Feeling Successful – On Your Own Terms!

What makes me feel successful might be the complete opposite to what makes you feel successful. And that’s quite OK, so long as we are both acting in ways which move us closer to our version of success.

Let me give you an example.

Imagine two people who studied law together. One has a career in corporate litigation, becoming a senior partner in a prestigious law firm, in charge of a large number of staff, earning a very big salary, and working long hours in the office each day. The other spends many years working for an NGO as a poorly paid human rights lawyer, travelling overseas to remote locations and advocating for the disadvantaged.

Who would you say is the most “successful”?

It depends, of course, on how each defines and measures success for themselves – both in their careers and their lives. As outsiders, we can only speculate. Perhaps the first lawyer measures success by the hours they put in at work, the size of their annual bonus, or the prestige of the cases they take on. The second lawyer might measure success by the number of people they help, the relationships they build on the way, or by the accolades they receive for their work.

So consider, for each of the different roles you play in life – as a mother, an employee, a partner, a daughter, a friend, a business owner, a member of a sports team – what does success mean to you? The truth is, it really doesn’t matter what success means, so long as your decisions and actions get you closer to achieving it. And that’s why it’s so important to figure out how you measure success for yourself.

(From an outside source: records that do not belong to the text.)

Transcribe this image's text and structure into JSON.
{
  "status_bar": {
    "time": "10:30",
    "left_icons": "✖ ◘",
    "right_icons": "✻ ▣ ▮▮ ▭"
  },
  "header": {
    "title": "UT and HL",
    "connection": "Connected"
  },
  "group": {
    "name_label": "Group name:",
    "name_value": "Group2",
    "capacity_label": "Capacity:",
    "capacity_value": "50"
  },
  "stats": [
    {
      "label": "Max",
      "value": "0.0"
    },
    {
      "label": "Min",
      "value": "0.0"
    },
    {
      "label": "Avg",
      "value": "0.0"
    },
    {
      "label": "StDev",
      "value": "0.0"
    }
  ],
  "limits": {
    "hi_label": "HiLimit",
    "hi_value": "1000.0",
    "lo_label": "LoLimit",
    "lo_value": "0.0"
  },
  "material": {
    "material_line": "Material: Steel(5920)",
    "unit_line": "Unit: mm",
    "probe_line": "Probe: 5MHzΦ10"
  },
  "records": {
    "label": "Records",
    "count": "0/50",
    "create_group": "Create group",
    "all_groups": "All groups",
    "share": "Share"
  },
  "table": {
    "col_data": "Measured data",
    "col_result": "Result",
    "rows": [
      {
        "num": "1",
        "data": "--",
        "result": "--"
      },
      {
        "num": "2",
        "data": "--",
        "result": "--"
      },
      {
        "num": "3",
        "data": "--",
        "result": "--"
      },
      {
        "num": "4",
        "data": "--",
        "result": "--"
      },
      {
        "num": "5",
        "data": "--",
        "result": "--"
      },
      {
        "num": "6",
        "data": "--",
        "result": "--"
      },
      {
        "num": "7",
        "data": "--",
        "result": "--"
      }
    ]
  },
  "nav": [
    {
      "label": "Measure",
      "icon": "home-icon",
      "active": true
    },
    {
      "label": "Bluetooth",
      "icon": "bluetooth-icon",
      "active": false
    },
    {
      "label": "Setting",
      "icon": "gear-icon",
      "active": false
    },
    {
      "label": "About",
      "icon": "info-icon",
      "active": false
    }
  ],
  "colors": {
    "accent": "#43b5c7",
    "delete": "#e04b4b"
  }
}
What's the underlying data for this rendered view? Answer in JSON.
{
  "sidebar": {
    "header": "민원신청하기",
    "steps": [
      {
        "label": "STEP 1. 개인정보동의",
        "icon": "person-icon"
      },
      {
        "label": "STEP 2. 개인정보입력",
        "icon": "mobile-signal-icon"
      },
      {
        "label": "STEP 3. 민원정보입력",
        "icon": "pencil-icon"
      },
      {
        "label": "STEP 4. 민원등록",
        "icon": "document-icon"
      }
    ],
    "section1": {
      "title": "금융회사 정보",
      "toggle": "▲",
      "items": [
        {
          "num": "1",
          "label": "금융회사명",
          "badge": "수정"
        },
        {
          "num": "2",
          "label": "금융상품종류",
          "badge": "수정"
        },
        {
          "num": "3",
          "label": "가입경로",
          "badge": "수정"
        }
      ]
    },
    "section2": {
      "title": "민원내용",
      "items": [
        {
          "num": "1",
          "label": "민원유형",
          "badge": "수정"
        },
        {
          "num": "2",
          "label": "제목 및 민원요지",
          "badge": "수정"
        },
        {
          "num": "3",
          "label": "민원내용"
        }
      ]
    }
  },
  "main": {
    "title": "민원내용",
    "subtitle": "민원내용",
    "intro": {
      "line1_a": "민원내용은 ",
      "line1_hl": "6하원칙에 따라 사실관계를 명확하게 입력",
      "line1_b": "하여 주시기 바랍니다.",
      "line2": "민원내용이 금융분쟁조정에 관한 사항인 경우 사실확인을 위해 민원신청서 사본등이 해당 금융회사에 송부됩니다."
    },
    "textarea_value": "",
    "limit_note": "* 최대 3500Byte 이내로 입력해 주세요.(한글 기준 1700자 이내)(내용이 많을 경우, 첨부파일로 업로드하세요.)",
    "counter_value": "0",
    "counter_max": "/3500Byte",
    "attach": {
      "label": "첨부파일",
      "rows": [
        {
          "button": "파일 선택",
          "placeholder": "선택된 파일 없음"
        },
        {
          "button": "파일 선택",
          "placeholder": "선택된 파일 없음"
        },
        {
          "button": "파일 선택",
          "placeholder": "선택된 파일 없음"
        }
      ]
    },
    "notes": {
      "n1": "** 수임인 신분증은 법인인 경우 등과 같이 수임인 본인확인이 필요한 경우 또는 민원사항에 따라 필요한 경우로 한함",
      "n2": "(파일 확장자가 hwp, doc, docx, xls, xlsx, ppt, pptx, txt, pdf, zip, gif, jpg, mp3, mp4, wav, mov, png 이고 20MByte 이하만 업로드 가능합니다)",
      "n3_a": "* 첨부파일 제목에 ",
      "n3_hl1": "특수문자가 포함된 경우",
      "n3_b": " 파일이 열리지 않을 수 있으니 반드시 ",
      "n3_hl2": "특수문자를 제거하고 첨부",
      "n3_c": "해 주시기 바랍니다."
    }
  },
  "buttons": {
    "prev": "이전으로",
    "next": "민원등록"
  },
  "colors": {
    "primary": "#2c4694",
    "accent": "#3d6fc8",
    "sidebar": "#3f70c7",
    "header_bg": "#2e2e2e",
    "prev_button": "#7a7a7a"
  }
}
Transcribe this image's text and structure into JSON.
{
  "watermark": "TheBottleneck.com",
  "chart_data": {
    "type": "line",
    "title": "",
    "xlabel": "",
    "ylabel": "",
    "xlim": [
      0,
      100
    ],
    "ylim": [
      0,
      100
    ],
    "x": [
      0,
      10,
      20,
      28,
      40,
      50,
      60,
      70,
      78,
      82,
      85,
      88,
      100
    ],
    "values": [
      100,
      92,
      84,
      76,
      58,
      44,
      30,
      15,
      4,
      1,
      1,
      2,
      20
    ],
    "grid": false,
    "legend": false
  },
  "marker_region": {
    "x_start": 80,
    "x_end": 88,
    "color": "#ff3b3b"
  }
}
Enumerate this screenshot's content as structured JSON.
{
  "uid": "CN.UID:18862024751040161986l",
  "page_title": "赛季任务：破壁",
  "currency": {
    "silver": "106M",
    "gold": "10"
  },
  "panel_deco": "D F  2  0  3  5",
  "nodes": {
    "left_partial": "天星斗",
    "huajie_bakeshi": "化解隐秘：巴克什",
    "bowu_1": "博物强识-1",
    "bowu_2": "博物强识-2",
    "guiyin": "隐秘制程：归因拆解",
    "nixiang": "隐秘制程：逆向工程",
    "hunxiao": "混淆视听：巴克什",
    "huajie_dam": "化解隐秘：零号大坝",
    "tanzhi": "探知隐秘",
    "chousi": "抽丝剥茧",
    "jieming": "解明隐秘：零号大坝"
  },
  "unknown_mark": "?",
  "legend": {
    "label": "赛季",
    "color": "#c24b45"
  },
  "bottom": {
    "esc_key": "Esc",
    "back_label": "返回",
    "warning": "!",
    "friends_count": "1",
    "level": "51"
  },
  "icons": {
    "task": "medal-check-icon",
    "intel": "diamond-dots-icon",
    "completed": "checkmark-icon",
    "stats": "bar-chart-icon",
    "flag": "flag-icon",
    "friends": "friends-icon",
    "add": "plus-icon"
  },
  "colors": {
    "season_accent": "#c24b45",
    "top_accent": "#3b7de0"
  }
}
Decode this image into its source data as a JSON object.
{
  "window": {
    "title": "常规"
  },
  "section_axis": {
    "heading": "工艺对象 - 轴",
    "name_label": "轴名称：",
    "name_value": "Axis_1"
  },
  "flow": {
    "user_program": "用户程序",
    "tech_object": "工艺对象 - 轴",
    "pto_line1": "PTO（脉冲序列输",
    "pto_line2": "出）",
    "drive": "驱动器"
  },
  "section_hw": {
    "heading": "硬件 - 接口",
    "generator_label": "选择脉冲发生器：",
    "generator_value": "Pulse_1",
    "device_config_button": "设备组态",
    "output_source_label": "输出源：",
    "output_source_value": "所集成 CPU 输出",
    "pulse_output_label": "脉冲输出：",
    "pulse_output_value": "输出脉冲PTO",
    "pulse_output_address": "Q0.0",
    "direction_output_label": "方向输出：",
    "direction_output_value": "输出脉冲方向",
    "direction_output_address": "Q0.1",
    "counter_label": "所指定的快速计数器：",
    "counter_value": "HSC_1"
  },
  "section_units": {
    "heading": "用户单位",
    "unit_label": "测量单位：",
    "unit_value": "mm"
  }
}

Here are some questions to get you started:

  • What is truly important to you?
  • What gives you the strongest sense of achievement?
  • What drives and motivates you?
  • What kind of life do you want?
  • In 5 years, what does your most successful future look like?
  • Who do you most admire, and why? What do you think drives them?
  • What are your strengths, and how do they contribute to you achieving success?
  • What are you inspired to create and share and be?

And remember, how you define success can change over the course of your life. Think of that high-powered corporate lawyer who spent 16 hours a day in the office, or that in-the-trenches human rights lawyer who spent six months of every year travelling overseas. Perhaps they both, after successful ten-year careers, had children. Perhaps each of their priorities shifted a bit, and achieving a good work-life balance became their new measure of success. Now each is looking for ways to maintain success in their career, while also being with their children as they grow up.

This doesn’t mean that they have to give up the things that used to be important to them. But the decisions they make will be tempered by their current priorities. Perhaps the high-powered corporate lawyer looks at how they can work from home some of the time – maintaining their salary but spending more time with their children. Perhaps the human-rights lawyer looks for a cause closer to home where they can still put their skills to use in the service of humanity, without having to travel so much.

No matter what, until you work out what being successful really means to you, you’ll never quite know whether to take that new job, whether to work full or part-time, whether to be a stay-at-home mum, whether to quit that tedious job and follow your dreams, whether to live in the city or by the beach…

When you’ve worked out what success really means for you, the rest just doesn’t seem as hard. Your decisions and your actions become no-brainers. You now have a crystal clear barometer for everything you do. Your measures of success become your sign posts for making those tough decisions, and suddenly they don’t seem quite so tough.